Près de 150 détonateurs et une dizaine de pains de plastic ont été dérobés sur un site de Miramas. Plusieurs pistes peuvent être envisagées, du terrorisme au grand banditisme.

C'est un vol inquiétant. Près de 150 détonateurs, une dizaine de pains de plastic ainsi que des grenades ont été dérobées sur un site de l'armée française, à Miramas, selon des sources concordantes.

Ce sont les militaires du 4e régiment du matériel qui ont découvert lundi 6 juillet, des grillages de protection découpés, ce qui laisse penser que les faits se seraient déroulés dans la nuit de dimanche à lundi. C'est en faisant l'inventaire des stocks que les vols ont été constatés. Interrogé par France Bleu Provence, le maire de la ville, Frédéric Vigouroux, confirmait mardi matin que les autorités prenaient ce vol très au sérieux: «Je n'ai eu que très peu d'informations mais c'est très inquiétant.
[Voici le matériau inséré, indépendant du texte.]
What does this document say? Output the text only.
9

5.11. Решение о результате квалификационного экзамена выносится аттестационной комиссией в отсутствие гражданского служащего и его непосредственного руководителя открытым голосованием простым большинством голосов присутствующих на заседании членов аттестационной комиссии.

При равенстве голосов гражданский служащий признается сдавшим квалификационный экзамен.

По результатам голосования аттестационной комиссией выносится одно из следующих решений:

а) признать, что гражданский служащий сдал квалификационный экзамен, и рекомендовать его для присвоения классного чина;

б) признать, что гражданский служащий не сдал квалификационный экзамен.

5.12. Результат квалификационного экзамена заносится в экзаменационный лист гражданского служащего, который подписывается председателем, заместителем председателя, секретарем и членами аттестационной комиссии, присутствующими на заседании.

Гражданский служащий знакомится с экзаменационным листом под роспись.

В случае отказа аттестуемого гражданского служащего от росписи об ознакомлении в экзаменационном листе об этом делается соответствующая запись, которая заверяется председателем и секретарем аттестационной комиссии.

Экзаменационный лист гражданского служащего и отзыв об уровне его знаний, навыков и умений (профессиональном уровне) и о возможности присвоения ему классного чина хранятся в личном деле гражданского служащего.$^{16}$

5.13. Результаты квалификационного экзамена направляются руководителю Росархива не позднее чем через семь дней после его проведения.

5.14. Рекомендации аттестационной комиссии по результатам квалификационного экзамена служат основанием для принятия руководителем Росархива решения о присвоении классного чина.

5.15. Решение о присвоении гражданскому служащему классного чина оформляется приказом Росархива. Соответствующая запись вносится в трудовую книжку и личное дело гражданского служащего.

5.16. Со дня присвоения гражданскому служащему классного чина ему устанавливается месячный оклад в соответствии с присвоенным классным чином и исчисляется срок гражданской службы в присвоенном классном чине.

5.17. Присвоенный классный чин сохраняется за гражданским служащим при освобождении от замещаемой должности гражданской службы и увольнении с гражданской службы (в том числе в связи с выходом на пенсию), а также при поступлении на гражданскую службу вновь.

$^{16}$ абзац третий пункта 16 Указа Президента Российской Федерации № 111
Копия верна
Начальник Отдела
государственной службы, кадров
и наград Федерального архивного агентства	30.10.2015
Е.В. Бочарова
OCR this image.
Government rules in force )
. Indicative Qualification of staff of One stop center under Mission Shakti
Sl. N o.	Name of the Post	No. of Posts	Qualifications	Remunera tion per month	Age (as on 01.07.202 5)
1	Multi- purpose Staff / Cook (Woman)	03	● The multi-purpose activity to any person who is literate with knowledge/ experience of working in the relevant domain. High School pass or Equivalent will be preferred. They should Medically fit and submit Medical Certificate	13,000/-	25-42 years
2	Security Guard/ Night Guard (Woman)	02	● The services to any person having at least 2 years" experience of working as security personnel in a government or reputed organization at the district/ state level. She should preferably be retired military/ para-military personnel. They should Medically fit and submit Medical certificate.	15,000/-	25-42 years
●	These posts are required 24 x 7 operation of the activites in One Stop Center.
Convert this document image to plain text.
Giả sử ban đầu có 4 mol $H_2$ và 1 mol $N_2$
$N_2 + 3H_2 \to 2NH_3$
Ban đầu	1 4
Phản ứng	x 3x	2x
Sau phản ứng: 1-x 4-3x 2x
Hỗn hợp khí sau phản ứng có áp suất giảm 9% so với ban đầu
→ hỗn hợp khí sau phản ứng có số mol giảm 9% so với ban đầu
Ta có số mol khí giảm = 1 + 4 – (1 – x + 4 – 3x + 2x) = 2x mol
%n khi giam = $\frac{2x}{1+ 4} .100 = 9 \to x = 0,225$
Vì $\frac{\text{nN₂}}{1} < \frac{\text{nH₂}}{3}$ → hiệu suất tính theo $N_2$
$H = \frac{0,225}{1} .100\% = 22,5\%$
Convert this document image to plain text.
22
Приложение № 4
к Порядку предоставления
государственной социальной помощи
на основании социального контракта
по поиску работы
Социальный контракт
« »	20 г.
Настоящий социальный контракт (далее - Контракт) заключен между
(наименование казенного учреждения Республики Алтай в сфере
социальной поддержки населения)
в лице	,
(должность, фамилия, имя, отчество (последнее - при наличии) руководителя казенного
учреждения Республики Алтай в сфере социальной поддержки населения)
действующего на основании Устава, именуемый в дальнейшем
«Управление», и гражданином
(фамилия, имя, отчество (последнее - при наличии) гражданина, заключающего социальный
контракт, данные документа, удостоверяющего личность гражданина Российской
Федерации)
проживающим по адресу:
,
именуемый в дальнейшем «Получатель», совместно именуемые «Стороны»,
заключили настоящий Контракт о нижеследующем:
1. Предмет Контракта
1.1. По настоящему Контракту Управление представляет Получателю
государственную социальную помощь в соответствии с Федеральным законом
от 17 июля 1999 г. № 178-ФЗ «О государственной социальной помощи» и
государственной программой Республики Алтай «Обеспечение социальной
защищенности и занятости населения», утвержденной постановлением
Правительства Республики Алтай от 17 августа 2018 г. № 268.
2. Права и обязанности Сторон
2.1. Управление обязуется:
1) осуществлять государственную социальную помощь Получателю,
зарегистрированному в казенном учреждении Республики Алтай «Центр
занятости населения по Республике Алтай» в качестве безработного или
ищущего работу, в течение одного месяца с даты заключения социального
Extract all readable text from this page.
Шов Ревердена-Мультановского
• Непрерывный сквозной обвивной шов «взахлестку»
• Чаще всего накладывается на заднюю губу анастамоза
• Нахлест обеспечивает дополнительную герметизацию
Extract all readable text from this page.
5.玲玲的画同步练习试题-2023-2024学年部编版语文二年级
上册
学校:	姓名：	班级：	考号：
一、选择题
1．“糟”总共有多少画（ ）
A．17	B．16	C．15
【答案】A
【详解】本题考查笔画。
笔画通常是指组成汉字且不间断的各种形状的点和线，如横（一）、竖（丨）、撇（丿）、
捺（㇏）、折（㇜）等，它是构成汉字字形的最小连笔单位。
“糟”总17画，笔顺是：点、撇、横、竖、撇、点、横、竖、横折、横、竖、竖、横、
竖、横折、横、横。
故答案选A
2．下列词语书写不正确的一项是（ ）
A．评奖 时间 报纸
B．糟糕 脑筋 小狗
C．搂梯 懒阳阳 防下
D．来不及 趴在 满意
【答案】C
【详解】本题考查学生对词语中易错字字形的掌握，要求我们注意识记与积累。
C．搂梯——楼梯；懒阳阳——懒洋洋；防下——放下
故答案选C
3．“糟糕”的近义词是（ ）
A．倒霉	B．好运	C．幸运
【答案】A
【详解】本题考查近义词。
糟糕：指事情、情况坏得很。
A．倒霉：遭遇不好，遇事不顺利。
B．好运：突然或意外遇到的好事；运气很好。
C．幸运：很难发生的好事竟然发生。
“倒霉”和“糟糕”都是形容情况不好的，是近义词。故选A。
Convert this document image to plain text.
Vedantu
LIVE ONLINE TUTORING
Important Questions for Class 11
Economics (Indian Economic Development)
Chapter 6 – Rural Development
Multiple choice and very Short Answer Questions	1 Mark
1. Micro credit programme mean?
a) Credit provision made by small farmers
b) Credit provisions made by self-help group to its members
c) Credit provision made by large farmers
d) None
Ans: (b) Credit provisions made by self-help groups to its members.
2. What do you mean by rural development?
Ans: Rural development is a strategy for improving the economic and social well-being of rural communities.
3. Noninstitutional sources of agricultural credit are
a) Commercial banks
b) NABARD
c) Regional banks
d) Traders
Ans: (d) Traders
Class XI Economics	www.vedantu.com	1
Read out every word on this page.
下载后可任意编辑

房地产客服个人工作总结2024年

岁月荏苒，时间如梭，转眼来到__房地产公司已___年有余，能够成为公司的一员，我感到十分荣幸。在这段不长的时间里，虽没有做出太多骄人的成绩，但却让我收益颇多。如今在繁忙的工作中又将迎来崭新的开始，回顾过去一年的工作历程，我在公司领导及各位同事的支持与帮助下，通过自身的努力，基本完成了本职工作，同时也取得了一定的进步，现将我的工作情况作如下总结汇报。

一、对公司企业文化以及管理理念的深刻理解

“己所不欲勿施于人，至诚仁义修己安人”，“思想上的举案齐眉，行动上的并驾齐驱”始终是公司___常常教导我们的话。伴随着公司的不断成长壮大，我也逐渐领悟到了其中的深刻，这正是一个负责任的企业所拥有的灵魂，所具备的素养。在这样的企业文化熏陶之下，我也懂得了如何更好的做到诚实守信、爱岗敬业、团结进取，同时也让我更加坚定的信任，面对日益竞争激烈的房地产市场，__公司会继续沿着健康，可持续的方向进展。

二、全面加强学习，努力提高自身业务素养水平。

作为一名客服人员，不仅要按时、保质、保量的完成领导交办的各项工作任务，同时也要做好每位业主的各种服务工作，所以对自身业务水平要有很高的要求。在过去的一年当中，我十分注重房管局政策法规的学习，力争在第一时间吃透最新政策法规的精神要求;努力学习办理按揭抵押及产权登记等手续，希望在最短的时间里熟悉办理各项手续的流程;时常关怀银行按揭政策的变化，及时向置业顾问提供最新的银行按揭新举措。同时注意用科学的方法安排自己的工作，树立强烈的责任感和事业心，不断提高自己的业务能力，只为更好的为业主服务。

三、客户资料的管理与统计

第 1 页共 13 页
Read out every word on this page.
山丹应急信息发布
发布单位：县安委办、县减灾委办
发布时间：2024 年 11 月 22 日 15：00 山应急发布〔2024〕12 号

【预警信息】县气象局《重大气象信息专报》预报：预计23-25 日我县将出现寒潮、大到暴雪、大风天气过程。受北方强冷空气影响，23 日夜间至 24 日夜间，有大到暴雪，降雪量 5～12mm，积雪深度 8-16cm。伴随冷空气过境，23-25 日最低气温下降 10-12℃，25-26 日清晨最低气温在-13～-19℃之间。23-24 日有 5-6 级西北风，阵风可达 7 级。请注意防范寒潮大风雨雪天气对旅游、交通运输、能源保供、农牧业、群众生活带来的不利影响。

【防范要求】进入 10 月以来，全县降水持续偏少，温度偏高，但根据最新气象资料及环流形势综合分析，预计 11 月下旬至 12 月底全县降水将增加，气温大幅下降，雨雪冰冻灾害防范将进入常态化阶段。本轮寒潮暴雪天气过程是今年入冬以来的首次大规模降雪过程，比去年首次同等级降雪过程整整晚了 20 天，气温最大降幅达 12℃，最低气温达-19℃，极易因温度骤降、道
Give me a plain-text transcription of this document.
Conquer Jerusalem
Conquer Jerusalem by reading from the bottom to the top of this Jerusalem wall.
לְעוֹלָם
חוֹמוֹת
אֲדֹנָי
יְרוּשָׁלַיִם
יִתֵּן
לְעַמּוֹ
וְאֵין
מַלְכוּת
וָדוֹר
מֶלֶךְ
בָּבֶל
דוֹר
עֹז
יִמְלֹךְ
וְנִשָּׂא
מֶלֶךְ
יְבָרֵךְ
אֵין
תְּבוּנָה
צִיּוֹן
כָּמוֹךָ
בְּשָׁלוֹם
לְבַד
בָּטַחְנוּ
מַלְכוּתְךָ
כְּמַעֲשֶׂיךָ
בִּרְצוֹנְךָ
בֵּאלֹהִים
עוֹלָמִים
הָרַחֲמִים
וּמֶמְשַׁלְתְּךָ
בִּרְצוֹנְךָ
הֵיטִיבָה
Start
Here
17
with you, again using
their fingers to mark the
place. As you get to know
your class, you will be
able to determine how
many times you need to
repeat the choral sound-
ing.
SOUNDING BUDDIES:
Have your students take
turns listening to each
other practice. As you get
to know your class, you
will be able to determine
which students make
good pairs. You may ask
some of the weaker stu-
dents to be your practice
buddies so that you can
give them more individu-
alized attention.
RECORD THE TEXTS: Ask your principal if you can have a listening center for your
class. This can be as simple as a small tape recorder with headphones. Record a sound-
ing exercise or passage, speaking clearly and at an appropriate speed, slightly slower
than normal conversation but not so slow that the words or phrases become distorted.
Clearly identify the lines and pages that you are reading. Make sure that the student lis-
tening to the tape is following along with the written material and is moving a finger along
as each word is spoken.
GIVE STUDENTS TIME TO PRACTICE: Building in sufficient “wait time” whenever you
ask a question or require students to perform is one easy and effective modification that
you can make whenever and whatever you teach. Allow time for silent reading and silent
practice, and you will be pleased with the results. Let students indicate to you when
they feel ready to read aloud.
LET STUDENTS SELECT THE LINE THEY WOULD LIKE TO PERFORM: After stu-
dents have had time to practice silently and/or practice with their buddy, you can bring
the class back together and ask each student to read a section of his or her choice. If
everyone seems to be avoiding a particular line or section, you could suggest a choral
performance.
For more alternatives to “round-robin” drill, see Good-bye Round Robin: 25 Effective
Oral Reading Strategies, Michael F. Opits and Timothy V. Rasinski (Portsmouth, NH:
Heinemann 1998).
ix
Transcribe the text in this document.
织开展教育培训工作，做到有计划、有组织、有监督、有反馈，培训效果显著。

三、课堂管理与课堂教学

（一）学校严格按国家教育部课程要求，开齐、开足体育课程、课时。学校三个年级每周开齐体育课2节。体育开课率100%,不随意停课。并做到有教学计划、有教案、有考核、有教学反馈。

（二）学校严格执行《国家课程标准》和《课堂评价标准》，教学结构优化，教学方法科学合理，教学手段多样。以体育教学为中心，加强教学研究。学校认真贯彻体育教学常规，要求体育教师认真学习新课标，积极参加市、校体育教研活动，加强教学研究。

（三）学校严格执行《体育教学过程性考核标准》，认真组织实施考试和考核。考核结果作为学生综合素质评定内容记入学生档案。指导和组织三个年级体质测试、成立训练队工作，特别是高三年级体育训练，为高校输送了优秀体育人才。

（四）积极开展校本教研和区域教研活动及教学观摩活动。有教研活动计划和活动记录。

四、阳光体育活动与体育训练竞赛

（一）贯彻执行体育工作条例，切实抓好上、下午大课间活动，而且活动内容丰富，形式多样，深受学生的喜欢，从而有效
Tous les services de l'Etat sont focalisés sur le dossier.»

Le site de Miramas n'est pas une caserne explique Europe 1, mais un lieu de stockage de matériels destiné aux Opex, les opérations extérieures. Selon la radio, neuf des bâtiments du site auraient été forcés.

Mardi matin, deux pistes paraissent les plus plausibles. La première concerne le grand banditisme, pour lequel le matériel volé peut servir à d'éventuels braquages. Les craintes s'orientent également autour de terroristes potentiels souhaitant commettre un attentat en France.

La gendarmerie a été chargée de l'enquête.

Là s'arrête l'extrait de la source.